Distributing AI agent skills via NPM
This boilerplate enables AI agent skills for tools like Claude Code, Cursor, and Windsurf to be distributed via npm. It addresses challenges of manual skill distribution by providing semantic versioning, global discoverability, dependency management, and enterprise-ready private registries, effectively treating skills as first-class software artifacts within existing development ecosystems.

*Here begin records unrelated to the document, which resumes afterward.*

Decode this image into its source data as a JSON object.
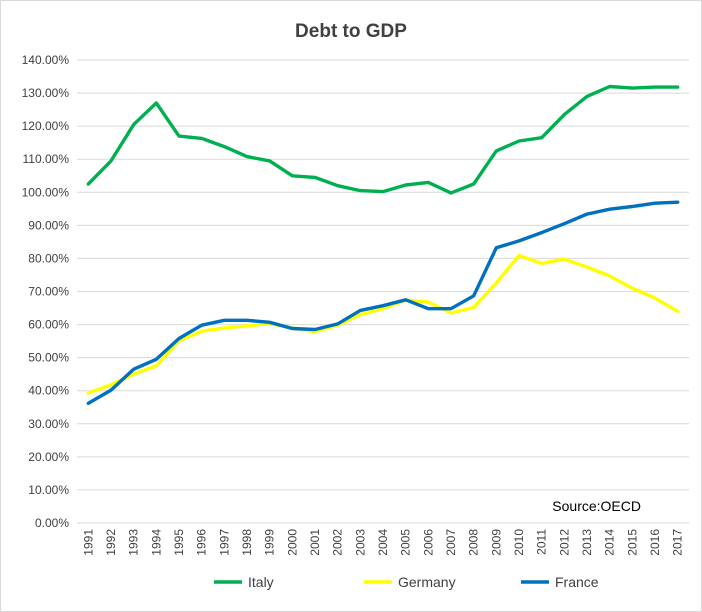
{
  "chart_data": {
    "type": "line",
    "title": "Debt to GDP",
    "source": "Source:OECD",
    "xlabel": "",
    "ylabel": "",
    "ylim": [
      0,
      140
    ],
    "y_ticks": [
      "0.00%",
      "10.00%",
      "20.00%",
      "30.00%",
      "40.00%",
      "50.00%",
      "60.00%",
      "70.00%",
      "80.00%",
      "90.00%",
      "100.00%",
      "110.00%",
      "120.00%",
      "130.00%",
      "140.00%"
    ],
    "grid": true,
    "legend_position": "bottom",
    "categories": [
      "1991",
      "1992",
      "1993",
      "1994",
      "1995",
      "1996",
      "1997",
      "1998",
      "1999",
      "2000",
      "2001",
      "2002",
      "2003",
      "2004",
      "2005",
      "2006",
      "2007",
      "2008",
      "2009",
      "2010",
      "2011",
      "2012",
      "2013",
      "2014",
      "2015",
      "2016",
      "2017"
    ],
    "series": [
      {
        "name": "Italy",
        "color": "#00b050",
        "values": [
          102.5,
          109.5,
          120.5,
          127,
          117,
          116.3,
          113.8,
          110.8,
          109.5,
          105,
          104.5,
          102,
          100.5,
          100.2,
          102.2,
          103,
          99.8,
          102.5,
          112.5,
          115.5,
          116.5,
          123.5,
          129,
          132,
          131.5,
          131.8,
          131.8
        ]
      },
      {
        "name": "Germany",
        "color": "#ffff00",
        "values": [
          39.3,
          41.8,
          45,
          47.5,
          55,
          58,
          59,
          59.6,
          60.3,
          59,
          57.8,
          59.8,
          63,
          64.8,
          67.4,
          66.8,
          63.5,
          65.2,
          72.6,
          80.9,
          78.5,
          79.8,
          77.4,
          74.7,
          71,
          68,
          64
        ]
      },
      {
        "name": "France",
        "color": "#0070c0",
        "values": [
          36.2,
          40.2,
          46.5,
          49.5,
          55.8,
          59.8,
          61.3,
          61.3,
          60.7,
          58.8,
          58.5,
          60.2,
          64.3,
          65.7,
          67.5,
          64.8,
          64.8,
          68.7,
          83.2,
          85.3,
          87.8,
          90.5,
          93.4,
          94.9,
          95.7,
          96.7,
          97
        ]
      }
    ]
  }
}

Nvidia Brute-Force Bubble: Why 90% of Physics AI Compute Is a Mathematical Waste
NVIDIA Isaac Sim is an Omniverse-based simulation platform for developing and training AI-powered robots using GPU-accelerated physics and RTX rendering. It features Isaac Lab for reinforcement learning and imitation learning, alongside tools for synthetic data generation and ROS integration. The infrastructure supports high-fidelity digital twins and multi-sensor simulation to streamline end-to-end robotics workflows.
Turn any topic into a 3Blue1Brown-style video
Topic2Manim is an automated framework that generates educational videos by converting user-defined topics into animated content using LLMs and the Manim engine. The pipeline utilizes GPT models to orchestrate scriptwriting and scene-specific Python code generation, followed by automated compilation and concatenation via FFmpeg. Future iterations aim to include TTS integration for synchronized audio narration across multiple languages.